The current refrain from my clients is “I could just kick myself!! I
could have had this same property for so much less last year…”. While
it is true that as little as six months ago you could have purchased a property
for quite a bit less than you can today, there is not much use in sulking as that ship has set
sail. By not acting soon you could be saying the same thing next year at this
time but with higher interest rates. Higher interest rates equal less home
buying power for the average buyer.
The Federal Reserve has committed to purchasing mortgage
back securities until spring of next year. Their 40
Billion dollar commitment is helping hold down the interest rates to near
record lows. Should the real estate market and the national economy continue to
strengthen it will be unlikely that the Fed will continue to prop up the
market. The market would then return to a free market situation where rates are
sure to rise.
Today’s low rates combined with a tight inventory of desirable
homes under $350,000 have many feeling like they are experiencing 2004
-2005 all over again. While I do not think we are on the same path history does
tend to repeat itself. The run up we are currently experiencing should level
off in the fall going into winter. Many of the construction permits for new
homes pulled this spring will be completed and into the market.
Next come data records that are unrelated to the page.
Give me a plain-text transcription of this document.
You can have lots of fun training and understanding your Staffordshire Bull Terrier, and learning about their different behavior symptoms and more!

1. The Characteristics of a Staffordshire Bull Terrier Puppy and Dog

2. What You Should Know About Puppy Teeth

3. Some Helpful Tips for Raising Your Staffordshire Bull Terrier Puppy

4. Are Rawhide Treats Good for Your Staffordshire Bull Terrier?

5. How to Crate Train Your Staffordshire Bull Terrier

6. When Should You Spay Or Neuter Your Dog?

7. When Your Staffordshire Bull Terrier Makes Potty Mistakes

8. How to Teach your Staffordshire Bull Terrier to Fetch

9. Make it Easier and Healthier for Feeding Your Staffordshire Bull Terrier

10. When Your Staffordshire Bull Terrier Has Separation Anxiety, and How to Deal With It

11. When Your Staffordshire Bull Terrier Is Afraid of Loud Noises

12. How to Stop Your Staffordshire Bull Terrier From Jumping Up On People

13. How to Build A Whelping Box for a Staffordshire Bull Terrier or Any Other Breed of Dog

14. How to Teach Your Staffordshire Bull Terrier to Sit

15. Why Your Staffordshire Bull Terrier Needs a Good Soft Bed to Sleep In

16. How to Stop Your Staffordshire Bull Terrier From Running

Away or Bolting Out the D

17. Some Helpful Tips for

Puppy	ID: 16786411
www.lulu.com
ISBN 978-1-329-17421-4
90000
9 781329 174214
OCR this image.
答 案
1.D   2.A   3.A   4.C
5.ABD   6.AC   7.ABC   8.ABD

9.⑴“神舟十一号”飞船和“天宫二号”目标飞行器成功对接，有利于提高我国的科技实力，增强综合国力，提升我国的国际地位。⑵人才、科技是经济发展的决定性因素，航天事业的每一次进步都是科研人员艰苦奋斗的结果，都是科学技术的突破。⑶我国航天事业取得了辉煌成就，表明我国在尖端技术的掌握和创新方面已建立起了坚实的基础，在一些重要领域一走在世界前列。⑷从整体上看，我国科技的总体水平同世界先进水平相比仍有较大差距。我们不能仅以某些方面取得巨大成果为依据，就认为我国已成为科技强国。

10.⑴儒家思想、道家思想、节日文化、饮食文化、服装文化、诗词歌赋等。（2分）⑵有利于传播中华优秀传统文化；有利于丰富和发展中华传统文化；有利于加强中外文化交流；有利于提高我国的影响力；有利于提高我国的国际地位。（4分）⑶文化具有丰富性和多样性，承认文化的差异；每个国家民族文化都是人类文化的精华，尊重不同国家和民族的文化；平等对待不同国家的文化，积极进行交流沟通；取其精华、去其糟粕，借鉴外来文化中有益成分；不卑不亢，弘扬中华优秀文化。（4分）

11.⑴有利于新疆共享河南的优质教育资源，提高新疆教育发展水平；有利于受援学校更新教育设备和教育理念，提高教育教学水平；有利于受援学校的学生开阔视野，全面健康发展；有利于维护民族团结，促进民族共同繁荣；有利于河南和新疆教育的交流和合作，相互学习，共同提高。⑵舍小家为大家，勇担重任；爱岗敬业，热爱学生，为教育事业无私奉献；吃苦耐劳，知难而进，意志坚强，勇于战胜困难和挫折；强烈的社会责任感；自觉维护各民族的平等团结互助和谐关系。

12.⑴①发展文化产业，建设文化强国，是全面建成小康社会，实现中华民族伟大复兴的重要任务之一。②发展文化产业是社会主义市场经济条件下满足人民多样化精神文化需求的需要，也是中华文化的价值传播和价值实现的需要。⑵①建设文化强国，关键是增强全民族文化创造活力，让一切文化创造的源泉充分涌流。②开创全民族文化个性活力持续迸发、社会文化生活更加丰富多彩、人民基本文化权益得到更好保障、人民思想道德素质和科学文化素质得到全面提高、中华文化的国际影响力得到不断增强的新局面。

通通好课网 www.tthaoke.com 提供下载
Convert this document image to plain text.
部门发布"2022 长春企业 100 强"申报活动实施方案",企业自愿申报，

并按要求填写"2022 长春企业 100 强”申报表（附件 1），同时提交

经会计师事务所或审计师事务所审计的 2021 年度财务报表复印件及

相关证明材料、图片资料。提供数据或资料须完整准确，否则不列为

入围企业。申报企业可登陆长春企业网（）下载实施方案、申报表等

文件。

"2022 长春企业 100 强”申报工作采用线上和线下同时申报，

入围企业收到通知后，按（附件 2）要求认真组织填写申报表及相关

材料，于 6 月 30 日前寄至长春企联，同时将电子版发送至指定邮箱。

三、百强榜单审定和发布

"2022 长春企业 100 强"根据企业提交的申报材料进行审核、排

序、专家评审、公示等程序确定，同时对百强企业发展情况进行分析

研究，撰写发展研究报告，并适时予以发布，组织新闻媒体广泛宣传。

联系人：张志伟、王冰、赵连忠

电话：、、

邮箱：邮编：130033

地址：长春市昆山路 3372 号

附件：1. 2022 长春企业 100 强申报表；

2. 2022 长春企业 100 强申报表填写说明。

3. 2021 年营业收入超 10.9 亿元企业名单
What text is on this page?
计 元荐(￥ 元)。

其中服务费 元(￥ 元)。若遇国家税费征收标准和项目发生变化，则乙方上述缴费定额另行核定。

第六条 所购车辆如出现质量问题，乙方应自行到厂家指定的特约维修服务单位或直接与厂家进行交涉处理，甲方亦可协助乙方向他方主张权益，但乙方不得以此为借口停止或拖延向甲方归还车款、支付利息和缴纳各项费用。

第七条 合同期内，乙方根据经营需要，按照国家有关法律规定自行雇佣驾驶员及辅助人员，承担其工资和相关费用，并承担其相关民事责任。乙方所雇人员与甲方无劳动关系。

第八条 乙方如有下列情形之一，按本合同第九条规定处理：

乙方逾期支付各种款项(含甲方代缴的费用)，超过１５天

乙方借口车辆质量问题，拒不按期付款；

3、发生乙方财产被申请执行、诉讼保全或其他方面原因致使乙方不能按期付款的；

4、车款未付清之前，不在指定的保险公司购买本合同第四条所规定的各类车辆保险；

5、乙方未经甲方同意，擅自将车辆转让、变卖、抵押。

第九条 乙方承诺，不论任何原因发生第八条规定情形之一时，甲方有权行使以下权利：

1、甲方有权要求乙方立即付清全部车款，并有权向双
This will be
combined with the return of the average home seller who feels the market has
stabilized enough to put their home on the market and get a decent price for
their home.
One other factor unique to Oregon could be the return of the
big banks releasing more distressed properties to the market. By late June the 2013 Oregon
legislative session will have ended. In reaching the end they should have
reached their conclusion of re-writing the mortgage mediation bill. The current
incarnation (SB 558)
is to include judicial foreclosures in addition to the non-judicial
foreclosures. Non-judicial foreclosures where covered in SB
1552 from last year.
Contributing to resolution of how distressed property
foreclosures will be handled in Oregon will be the Oregon Supreme Court handing
down their ruling on the legality of MERS
handling foreclosures on behalf of the lenders. One way or another the big lenders
should have an idea of the path they will take to resolve their inventory of
distressed properties by summer’s end. This should result in a return
of bank owned (REO) homes in a decent quantity to our market place.
Bottom line rates are low; the economy is improving and now
is a great time to invest in the future of Bend and you.